Sometimes the captions are included as cells in the tables. However, the OCR’d result did not always include the caption inside the table.

This is how the table looks like:

This is how Mistral parsed it:

Aggregate Statistics on the above table follow:

| Parameter | Min | Max | Mean | Standard <br> Deviation | Coeff <br> of Var. |
| :-- | --: | --: | --: | --: | --: |
| Coliforms per 100 ml | 0 | 3 | 1.50 | 2.12 | 1.41 |
| Conductivity $\mu \mathrm{S}$ | 1158 | 1355 | 1236.43 | 62.88 | 0.05 |
| Discharged Litres | 901.21 | 1080 | 996.02 | 54.59 | 0.055 |
| Dissolved Oxygen \%SAT | 85 | 110.3 | 91.02 | 9.55 | 0.10 |
| Dissolved Oxygen ppm | 8.98 | 9.47 | 9.22 | 0.21 | 0.02 |
| pH | 7.26 | 8.08 | 7.77 | 0.29 | 0.04 |
| Phosphorous (P) mg/L | 4.46 | 5.4 | 4.76 | 0.32 | 0.07 |
| Sludge \%age | 0.09 | 0.11 | 0.10 | 0.02 | 0.16 |
| Temperature ${ }^{\circ} \mathrm{C}$ | 12.6 | 16.9 | 15.04 | 1.86 | 0.12 |
| Turbidity NTU | 51 | 140 | 70.71 | 31.61 | 0.45 |
| Nitrates $\left(\mathrm{NO}_{3}\right) \mathrm{mg} / \mathrm{L}$ | 0.2 | 56.3 | 17.99 | 24.41 | 1.36 |
| Nitrites $\left(\mathrm{NO}_{2}\right) \mathrm{mg} / \mathrm{L}$ | 0.13 | 0.96 | 0.55 | 0.31 | 0.56 |
| Ammonia $\left(\mathrm{NH}_{4}\right) \mathrm{mg} / \mathrm{L}$ | 0.05 | 1.69 | 0.66 | 0.55 | 0.84 |
| Total Nitrogen mg/L | 0.714 | 57.12 | 19.19 | 24.14 | 1.26 |

Table 8 Aggregate statistics of measured parameters.
A correlation coefficient grid was also done between parameters in order to highlight possible relationships between parameters.

As you can see the caption is not included inside the table.

Conclusion

In this post, I created a benchmark for RAG accuracy on tables to compare different approaches.

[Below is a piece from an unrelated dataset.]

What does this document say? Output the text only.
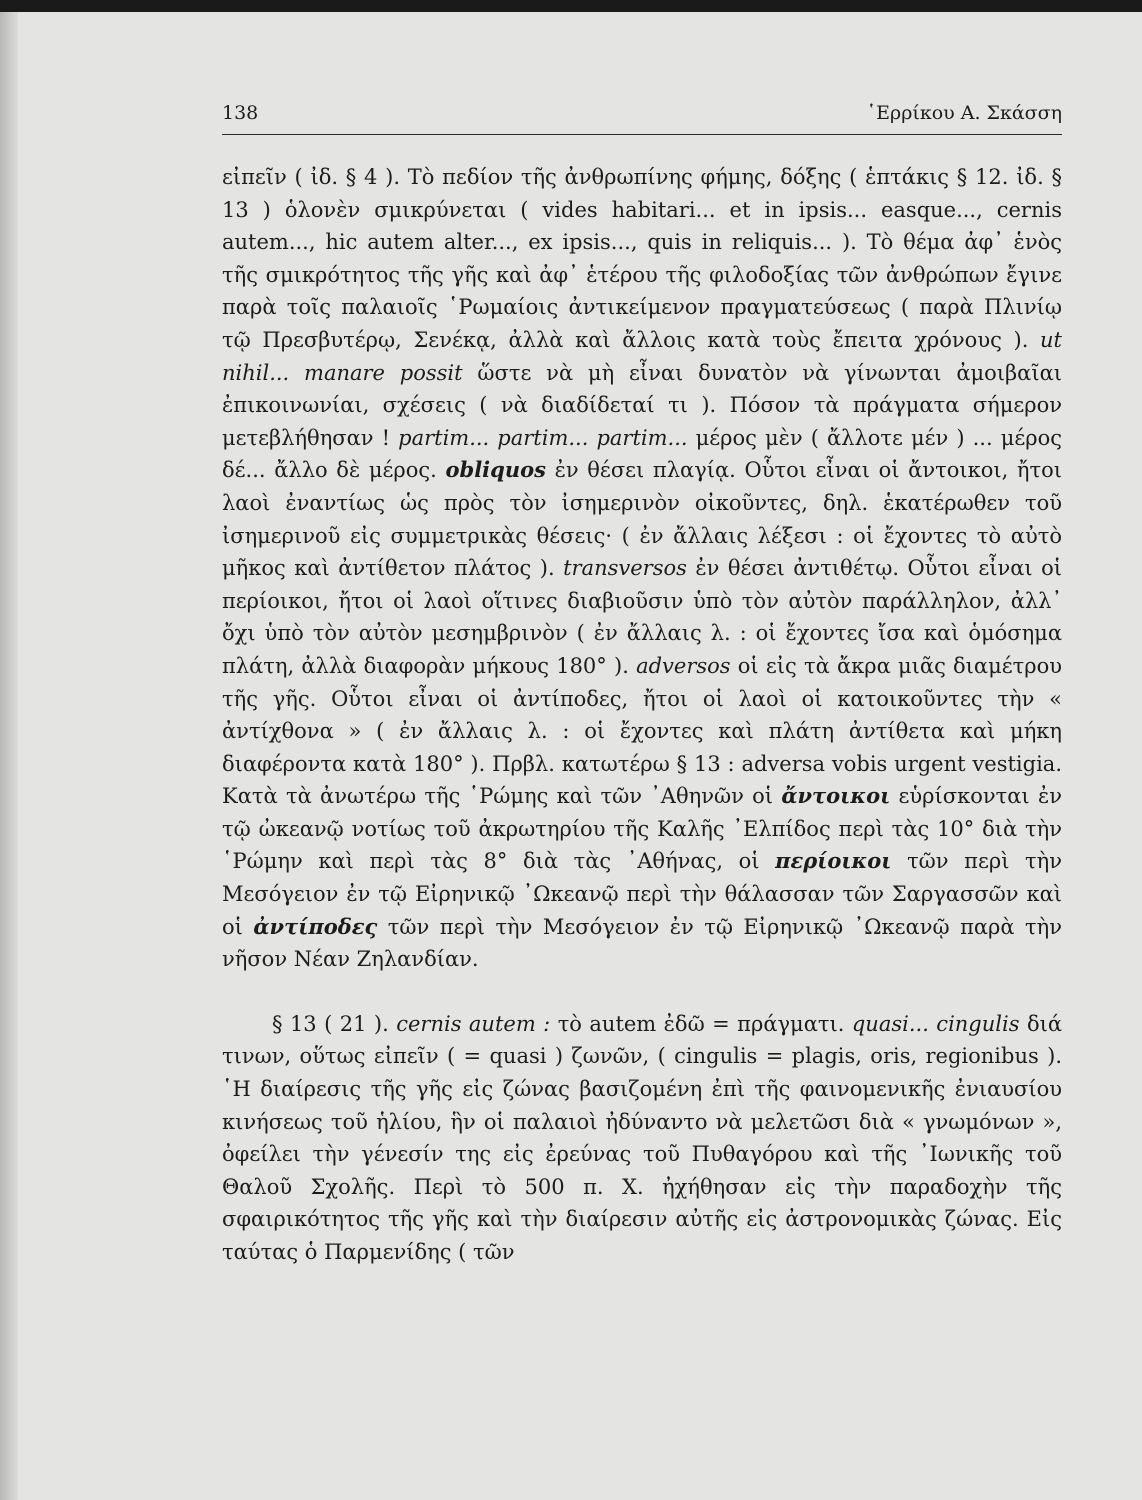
138	῾Ερρίκου Α. Σκάσση

εἰπεῖν ( ἰδ. § 4 ). Τὸ πεδίον τῆς ἀνθρωπίνης φήμης, δόξης ( ἑπτάκις § 12. ἰδ. § 13 ) ὁλονὲν σμικρύνεται ( vides habitari... et in ipsis... easque..., cernis autem..., hic autem alter..., ex ipsis..., quis in reliquis... ). Τὸ θέμα ἀφ᾽ ἑνὸς τῆς σμικρότητος τῆς γῆς καὶ ἀφ᾽ ἑτέρου τῆς φιλοδοξίας τῶν ἀνθρώπων ἔγινε παρὰ τοῖς παλαιοῖς ῾Ρωμαίοις ἀντικείμενον πραγματεύσεως ( παρὰ Πλινίῳ τῷ Πρεσβυτέρῳ, Σενέκᾳ, ἀλλὰ καὶ ἄλλοις κατὰ τοὺς ἔπειτα χρόνους ). ut nihil... manare possit ὥστε νὰ μὴ εἶναι δυνατὸν νὰ γίνωνται ἀμοιβαῖαι ἐπικοινωνίαι, σχέσεις ( νὰ διαδίδεταί τι ). Πόσον τὰ πράγματα σήμερον μετεβλήθησαν ! partim... partim... partim... μέρος μὲν ( ἄλλοτε μέν ) ... μέρος δέ... ἄλλο δὲ μέρος. obliquos ἐν θέσει πλαγίᾳ. Οὗτοι εἶναι οἱ ἄντοικοι, ἤτοι λαοὶ ἐναντίως ὡς πρὸς τὸν ἰσημερινὸν οἰκοῦντες, δηλ. ἑκατέρωθεν τοῦ ἰσημερινοῦ εἰς συμμετρικὰς θέσεις· ( ἐν ἄλλαις λέξεσι : οἱ ἔχοντες τὸ αὐτὸ μῆκος καὶ ἀντίθετον πλάτος ). transversos ἐν θέσει ἀντιθέτῳ. Οὗτοι εἶναι οἱ περίοικοι, ἤτοι οἱ λαοὶ οἵτινες διαβιοῦσιν ὑπὸ τὸν αὐτὸν παράλληλον, ἀλλ᾽ ὄχι ὑπὸ τὸν αὐτὸν μεσημβρινὸν ( ἐν ἄλλαις λ. : οἱ ἔχοντες ἴσα καὶ ὁμόσημα πλάτη, ἀλλὰ διαφορὰν μήκους 180° ). adversos οἱ εἰς τὰ ἄκρα μιᾶς διαμέτρου τῆς γῆς. Οὗτοι εἶναι οἱ ἀντίποδες, ἤτοι οἱ λαοὶ οἱ κατοικοῦντες τὴν « ἀντίχθονα » ( ἐν ἄλλαις λ. : οἱ ἔχοντες καὶ πλάτη ἀντίθετα καὶ μήκη διαφέροντα κατὰ 180° ). Πρβλ. κατωτέρω § 13 : adversa vobis urgent vestigia. Κατὰ τὰ ἀνωτέρω τῆς ῾Ρώμης καὶ τῶν ᾽Αθηνῶν οἱ ἄντοικοι εὑρίσκονται ἐν τῷ ὠκεανῷ νοτίως τοῦ ἀκρωτηρίου τῆς Καλῆς ᾽Ελπίδος περὶ τὰς 10° διὰ τὴν ῾Ρώμην καὶ περὶ τὰς 8° διὰ τὰς ᾽Αθήνας, οἱ περίοικοι τῶν περὶ τὴν Μεσόγειον ἐν τῷ Εἰρηνικῷ ᾽Ωκεανῷ περὶ τὴν θάλασσαν τῶν Σαργασσῶν καὶ οἱ ἀντίποδες τῶν περὶ τὴν Μεσόγειον ἐν τῷ Εἰρηνικῷ ᾽Ωκεανῷ παρὰ τὴν νῆσον Νέαν Ζηλανδίαν.

§ 13 ( 21 ). cernis autem : τὸ autem ἐδῶ = πράγματι. quasi... cingulis διά τινων, οὕτως εἰπεῖν ( = quasi ) ζωνῶν, ( cingulis = plagis, oris, regionibus ). ῾Η διαίρεσις τῆς γῆς εἰς ζώνας βασιζομένη ἐπὶ τῆς φαινομενικῆς ἐνιαυσίου κινήσεως τοῦ ἡλίου, ἣν οἱ παλαιοὶ ἠδύναντο νὰ μελετῶσι διὰ « γνωμόνων », ὀφείλει τὴν γένεσίν της εἰς ἐρεύνας τοῦ Πυθαγόρου καὶ τῆς ᾽Ιωνικῆς τοῦ Θαλοῦ Σχολῆς. Περὶ τὸ 500 π. Χ. ἠχήθησαν εἰς τὴν παραδοχὴν τῆς σφαιρικότητος τῆς γῆς καὶ τὴν διαίρεσιν αὐτῆς εἰς ἀστρονομικὰς ζώνας. Εἰς ταύτας ὁ Παρμενίδης ( τῶν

I am aware that there are many types of RAG pipelines and chunking techniques, and have not tried to do any further optimisation yet, but I’m planning to do this in the future.

The output of state-of-the-art VLM OCR models still needs a lot of processing before it can achieve reasonable RAG accuracy on PDFs with complex layouts. The tl-dr is: if you use naive table processing, you will end up with a very low-quality RAG search application over your data.